La maladie se déclenche surtout en période de chaleur, entre septembre et décembre, malheureusement, la grande majorité des éleveurs de la région ne sont pas formés, organisés entre eux ou encadrés, et ils ne prennent pas les dispositions qui s’imposent. Les revenus faibles des ménages d’éleveurs ne leur permettent par ailleurs pas d’investir dans les soins de santé et la prophylaxie. Parmi les élevages appuyés par le PPRR, 80% se limitent au traitement des parasites internes et externes avec des médicaments polyvalents tels que l’Ivomec. Le vétérinaire n’est sollicité qu’en cas d’incapacité des éleveurs, mais dans la plupart des cas les éleveurs laissent plutôt mourir les animaux car ils n’ont pas les moyens de payer les soins.
Accent sur la formation
Dans le cadre de l’appui du PPRR, les éleveurs ont reçu une formation en porciculture et bénéficient d’un suivi par des conseillers agricoles, au moins durant le premier cycle des activités. Au total, 70 éleveurs ont participé aux projets, dont 44% de femmes. La contribution des participants aux coûts s’élevait à 23% du budget.
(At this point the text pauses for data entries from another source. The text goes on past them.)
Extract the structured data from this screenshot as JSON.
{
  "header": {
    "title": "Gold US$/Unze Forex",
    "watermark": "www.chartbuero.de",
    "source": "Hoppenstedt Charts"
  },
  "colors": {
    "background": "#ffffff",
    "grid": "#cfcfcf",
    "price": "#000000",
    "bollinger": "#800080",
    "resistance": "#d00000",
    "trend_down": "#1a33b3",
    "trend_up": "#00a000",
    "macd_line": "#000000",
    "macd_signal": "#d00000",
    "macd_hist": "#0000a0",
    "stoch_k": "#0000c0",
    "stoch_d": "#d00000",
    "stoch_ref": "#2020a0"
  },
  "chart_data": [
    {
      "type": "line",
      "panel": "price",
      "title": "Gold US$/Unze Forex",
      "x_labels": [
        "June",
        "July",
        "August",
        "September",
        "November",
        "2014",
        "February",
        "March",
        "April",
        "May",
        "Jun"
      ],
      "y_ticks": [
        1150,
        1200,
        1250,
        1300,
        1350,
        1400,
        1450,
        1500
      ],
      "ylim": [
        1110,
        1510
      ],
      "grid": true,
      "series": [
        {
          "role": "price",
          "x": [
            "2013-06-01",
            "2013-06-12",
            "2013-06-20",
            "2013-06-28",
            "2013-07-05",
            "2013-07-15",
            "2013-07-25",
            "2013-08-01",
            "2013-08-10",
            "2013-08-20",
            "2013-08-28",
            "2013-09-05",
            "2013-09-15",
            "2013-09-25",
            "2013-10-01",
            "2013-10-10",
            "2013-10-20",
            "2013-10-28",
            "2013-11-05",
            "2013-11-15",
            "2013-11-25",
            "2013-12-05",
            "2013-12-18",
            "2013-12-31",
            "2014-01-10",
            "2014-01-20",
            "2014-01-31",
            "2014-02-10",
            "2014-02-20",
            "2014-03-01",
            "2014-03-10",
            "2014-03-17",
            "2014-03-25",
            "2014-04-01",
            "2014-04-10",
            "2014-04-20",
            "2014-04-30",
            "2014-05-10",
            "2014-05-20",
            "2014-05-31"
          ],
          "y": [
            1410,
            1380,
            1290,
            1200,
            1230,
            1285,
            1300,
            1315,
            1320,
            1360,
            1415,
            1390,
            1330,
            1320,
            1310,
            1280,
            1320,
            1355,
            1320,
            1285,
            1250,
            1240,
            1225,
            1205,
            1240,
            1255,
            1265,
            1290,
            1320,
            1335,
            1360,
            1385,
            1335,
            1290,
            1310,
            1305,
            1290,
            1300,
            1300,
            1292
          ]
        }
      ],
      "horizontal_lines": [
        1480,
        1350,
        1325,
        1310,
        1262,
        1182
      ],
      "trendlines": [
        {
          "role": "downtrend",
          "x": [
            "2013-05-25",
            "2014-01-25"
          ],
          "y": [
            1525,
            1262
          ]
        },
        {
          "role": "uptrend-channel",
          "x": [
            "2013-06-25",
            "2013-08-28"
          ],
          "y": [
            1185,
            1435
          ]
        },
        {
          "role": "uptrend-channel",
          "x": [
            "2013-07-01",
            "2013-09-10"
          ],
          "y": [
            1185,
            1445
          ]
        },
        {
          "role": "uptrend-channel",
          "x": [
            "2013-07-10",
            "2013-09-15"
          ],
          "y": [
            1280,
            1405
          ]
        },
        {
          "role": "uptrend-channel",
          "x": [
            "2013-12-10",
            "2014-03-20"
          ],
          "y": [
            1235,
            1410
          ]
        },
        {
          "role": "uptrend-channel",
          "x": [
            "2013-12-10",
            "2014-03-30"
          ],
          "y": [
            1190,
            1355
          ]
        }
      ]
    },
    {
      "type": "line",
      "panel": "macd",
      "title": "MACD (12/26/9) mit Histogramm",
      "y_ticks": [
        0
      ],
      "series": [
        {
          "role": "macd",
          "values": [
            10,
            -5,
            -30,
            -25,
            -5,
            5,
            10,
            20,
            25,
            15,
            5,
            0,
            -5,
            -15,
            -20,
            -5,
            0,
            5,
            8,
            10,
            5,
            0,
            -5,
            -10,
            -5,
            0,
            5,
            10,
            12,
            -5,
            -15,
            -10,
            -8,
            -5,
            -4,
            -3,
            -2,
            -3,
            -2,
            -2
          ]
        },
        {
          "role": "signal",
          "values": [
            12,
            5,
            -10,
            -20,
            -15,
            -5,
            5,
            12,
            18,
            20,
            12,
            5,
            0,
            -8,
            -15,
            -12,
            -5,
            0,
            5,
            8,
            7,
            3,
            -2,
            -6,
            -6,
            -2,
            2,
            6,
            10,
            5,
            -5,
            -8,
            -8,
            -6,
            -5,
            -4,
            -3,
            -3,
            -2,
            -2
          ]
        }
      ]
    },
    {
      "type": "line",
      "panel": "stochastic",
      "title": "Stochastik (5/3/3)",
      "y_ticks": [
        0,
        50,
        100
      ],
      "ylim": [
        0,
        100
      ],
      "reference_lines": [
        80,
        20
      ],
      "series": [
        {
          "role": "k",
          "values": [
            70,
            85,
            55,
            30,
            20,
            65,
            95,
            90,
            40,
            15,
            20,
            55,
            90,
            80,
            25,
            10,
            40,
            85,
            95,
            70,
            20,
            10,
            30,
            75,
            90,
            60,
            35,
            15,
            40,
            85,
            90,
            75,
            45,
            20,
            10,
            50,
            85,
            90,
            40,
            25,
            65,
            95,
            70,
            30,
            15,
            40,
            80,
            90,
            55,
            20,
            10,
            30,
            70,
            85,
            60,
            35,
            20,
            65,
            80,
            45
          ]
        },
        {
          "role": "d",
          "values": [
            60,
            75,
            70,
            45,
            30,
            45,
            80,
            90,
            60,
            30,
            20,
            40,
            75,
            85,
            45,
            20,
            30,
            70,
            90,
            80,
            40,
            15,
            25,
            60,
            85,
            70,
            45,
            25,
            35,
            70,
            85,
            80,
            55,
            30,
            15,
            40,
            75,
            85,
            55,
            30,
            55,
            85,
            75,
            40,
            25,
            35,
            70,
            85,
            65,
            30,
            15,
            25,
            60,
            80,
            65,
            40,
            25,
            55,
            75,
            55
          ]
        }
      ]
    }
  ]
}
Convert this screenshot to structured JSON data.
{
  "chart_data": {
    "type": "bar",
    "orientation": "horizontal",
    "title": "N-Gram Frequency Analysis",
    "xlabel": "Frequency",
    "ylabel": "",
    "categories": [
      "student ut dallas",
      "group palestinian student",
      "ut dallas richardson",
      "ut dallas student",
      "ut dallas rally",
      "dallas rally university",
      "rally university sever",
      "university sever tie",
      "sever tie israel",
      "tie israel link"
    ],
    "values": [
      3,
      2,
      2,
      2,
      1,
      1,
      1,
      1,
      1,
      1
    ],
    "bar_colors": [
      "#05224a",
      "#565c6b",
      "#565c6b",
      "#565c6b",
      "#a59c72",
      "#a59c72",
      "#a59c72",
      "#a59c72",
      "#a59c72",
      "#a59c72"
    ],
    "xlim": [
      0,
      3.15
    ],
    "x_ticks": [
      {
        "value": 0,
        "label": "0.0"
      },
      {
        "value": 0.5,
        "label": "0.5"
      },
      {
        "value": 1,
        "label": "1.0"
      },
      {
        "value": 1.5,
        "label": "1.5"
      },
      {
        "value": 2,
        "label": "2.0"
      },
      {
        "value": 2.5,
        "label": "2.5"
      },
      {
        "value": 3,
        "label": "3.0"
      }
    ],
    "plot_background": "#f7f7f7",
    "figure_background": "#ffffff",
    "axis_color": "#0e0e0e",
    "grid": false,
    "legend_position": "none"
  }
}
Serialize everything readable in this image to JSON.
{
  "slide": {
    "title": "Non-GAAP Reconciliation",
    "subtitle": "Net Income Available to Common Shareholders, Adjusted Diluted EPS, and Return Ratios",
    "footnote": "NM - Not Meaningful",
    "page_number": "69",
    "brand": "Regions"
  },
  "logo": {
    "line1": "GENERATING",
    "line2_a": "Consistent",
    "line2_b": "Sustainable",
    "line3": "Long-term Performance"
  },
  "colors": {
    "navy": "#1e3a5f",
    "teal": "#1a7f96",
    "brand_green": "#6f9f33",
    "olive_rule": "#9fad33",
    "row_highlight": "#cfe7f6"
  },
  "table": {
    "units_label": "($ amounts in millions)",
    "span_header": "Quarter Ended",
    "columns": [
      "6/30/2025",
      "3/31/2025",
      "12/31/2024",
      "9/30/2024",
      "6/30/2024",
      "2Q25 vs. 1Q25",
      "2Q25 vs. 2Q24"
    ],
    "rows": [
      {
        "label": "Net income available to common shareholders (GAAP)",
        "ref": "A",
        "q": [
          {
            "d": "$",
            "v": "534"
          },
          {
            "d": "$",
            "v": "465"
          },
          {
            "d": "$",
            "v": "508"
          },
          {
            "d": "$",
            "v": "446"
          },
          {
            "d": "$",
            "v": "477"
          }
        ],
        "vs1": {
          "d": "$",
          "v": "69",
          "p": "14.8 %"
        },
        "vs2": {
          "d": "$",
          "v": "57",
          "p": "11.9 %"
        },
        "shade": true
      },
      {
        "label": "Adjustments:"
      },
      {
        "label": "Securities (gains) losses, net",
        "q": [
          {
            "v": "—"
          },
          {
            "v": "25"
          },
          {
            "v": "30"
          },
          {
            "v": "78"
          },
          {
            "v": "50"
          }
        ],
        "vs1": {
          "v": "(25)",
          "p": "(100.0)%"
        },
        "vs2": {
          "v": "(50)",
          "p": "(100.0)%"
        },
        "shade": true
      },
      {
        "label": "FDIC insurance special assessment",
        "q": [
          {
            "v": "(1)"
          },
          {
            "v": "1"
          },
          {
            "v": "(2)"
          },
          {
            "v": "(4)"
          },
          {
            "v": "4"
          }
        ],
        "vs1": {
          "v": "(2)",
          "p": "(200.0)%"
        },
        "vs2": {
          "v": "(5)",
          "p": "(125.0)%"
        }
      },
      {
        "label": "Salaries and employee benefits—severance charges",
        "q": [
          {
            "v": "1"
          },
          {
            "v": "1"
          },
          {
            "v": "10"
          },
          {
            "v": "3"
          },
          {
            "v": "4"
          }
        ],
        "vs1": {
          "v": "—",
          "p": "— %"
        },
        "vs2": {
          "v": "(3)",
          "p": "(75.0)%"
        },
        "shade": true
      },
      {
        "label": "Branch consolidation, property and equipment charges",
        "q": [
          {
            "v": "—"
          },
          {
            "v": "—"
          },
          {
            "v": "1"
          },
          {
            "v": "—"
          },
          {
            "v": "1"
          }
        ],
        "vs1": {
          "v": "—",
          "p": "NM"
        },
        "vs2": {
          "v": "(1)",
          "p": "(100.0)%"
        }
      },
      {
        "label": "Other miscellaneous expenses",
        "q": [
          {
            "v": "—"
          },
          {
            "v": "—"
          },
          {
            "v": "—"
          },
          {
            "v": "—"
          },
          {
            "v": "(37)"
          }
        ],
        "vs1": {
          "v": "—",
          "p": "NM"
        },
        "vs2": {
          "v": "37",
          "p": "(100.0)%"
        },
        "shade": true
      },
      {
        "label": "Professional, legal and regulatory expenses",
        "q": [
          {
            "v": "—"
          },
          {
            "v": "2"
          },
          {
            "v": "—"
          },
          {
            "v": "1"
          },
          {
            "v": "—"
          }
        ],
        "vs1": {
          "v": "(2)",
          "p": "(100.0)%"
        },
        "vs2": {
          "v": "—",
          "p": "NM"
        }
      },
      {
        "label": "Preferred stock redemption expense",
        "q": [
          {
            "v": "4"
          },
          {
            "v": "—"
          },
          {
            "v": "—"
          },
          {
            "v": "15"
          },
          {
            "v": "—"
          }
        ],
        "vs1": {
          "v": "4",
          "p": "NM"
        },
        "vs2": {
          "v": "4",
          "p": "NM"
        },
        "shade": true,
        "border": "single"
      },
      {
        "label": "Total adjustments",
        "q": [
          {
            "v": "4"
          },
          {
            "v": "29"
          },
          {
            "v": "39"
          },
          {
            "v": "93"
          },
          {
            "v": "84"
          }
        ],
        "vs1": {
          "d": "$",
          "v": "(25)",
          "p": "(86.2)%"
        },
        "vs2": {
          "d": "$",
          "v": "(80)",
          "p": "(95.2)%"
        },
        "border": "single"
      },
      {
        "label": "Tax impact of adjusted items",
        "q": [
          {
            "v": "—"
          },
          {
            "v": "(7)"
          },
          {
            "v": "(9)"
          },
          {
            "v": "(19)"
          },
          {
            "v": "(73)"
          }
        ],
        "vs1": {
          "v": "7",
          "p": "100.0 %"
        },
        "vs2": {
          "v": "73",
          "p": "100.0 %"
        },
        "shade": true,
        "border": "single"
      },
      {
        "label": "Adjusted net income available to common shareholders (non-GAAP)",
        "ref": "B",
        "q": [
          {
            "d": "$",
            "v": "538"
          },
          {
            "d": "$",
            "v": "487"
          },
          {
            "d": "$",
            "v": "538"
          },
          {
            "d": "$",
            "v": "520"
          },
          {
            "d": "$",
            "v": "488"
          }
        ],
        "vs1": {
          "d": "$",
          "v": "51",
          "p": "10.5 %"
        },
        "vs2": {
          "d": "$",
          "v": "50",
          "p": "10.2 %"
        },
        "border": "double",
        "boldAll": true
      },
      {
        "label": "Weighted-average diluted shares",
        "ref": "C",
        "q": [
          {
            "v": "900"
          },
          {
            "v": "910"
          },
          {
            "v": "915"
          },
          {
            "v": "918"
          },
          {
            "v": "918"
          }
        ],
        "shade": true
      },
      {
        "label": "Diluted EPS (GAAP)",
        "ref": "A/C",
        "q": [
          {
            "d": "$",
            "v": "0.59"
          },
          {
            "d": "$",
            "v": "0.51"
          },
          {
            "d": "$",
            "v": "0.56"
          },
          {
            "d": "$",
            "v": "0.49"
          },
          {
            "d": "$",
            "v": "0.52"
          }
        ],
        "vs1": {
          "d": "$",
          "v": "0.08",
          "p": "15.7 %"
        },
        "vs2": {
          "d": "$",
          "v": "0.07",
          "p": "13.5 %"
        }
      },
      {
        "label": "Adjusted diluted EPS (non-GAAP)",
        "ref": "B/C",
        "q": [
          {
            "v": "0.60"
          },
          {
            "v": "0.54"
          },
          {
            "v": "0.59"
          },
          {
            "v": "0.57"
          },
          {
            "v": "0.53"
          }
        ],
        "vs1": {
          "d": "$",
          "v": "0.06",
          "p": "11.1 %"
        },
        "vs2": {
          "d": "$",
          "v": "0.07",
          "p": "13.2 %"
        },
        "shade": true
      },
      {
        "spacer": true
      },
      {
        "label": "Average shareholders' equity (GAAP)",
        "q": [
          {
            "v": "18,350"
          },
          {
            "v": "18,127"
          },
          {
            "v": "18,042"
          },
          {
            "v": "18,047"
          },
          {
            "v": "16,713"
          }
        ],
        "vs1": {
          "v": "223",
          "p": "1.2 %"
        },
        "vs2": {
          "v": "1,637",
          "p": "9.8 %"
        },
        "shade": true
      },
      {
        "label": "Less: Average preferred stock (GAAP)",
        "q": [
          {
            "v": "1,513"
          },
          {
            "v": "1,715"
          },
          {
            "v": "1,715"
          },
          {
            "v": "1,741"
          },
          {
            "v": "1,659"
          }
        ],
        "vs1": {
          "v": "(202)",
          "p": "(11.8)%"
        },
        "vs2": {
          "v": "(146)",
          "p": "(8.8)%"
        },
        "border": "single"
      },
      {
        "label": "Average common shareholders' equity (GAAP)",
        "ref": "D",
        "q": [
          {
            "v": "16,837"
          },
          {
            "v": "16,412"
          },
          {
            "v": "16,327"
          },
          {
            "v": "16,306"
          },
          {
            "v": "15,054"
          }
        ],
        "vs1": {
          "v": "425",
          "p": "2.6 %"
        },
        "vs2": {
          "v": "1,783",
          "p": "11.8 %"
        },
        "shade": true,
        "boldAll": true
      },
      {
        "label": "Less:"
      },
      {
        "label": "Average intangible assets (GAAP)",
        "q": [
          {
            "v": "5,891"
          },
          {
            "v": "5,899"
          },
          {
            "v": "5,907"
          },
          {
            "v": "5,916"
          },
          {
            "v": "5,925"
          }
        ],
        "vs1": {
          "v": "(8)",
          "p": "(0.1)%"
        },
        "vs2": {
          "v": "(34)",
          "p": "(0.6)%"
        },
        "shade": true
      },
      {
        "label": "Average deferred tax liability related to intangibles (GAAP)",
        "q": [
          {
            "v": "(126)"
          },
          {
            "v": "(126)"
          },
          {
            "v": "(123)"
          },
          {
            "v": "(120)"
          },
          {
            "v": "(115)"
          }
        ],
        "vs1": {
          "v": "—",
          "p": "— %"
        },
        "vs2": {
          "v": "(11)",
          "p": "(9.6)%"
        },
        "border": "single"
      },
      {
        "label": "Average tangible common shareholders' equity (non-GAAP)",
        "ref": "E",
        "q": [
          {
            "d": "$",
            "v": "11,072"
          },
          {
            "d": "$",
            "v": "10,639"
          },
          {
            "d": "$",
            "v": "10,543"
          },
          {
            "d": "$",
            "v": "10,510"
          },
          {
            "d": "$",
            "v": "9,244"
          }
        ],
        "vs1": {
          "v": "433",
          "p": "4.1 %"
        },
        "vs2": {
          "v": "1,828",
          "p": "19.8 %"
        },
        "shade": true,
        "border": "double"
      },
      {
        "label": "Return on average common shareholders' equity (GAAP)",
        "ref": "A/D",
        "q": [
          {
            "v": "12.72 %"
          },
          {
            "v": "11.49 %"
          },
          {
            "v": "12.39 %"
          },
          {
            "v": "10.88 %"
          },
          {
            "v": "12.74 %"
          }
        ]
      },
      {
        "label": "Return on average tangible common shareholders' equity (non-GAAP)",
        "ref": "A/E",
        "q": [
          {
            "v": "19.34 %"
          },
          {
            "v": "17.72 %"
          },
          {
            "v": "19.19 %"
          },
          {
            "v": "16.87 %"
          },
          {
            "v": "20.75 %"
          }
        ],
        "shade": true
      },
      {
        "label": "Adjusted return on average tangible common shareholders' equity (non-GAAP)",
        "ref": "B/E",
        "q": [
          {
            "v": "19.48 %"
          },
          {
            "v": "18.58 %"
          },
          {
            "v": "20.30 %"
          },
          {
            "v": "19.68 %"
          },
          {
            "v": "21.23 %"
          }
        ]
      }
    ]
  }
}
Les résultats obtenus sont dans l’ensemble positifs car deux organisations paysannes sont à leur troisième cycle d’engraissement et le nombre d’animaux prévus à ce stade par le projet ont été quasiment déjà triplés dans 20% des microprojets. Par ailleurs, certains membres essaient de diversifier en introduisant des animaux reproducteurs. Même si les difficultés dues à la commercialisation et au passage de la PPA persistent, les éleveurs ont, pour la première fois, été encadrés dans la région.
Cependant, la PPA reste encore un handicap pour le développement de l’élevage porcin dans la région d’Analanjirofo. Les éleveurs soutenus par le PPRR accordent plus d’importance à l’hygiène de leur élevage, mais ces efforts restent insuffisants.
En effet, les pertes dues à la PPA ont des conséquences extrêmement importantes tant du point de vue financier que pour l’élevage, causant mortalité, abattage sanitaire et arrêt des activités. On estime qu’entre 1997 et 1999, 50% du cheptel porcin a été décimé, ce qui représente une perte de plus de 21 millions d’euros par an. De plus, le prix de la viande à l’étalage a été multiplié par deux, la viande de porc étant devenue un produit de luxe pour de nombreux Malgaches, alors que le prix de vente chute (en 2008, il a diminué de 37,5%). Ainsi, les éleveurs liquident leurs porcs ou préfèrent attendre la fin de l’épidémie, ce qui occasionne des dépenses additionnelles en alimentation et le risque de perdre des animaux par contamination.
Enfin, le programme n’a pas encore su améliorer les conditions de commercialisation à cause de la faiblesse du volume de production.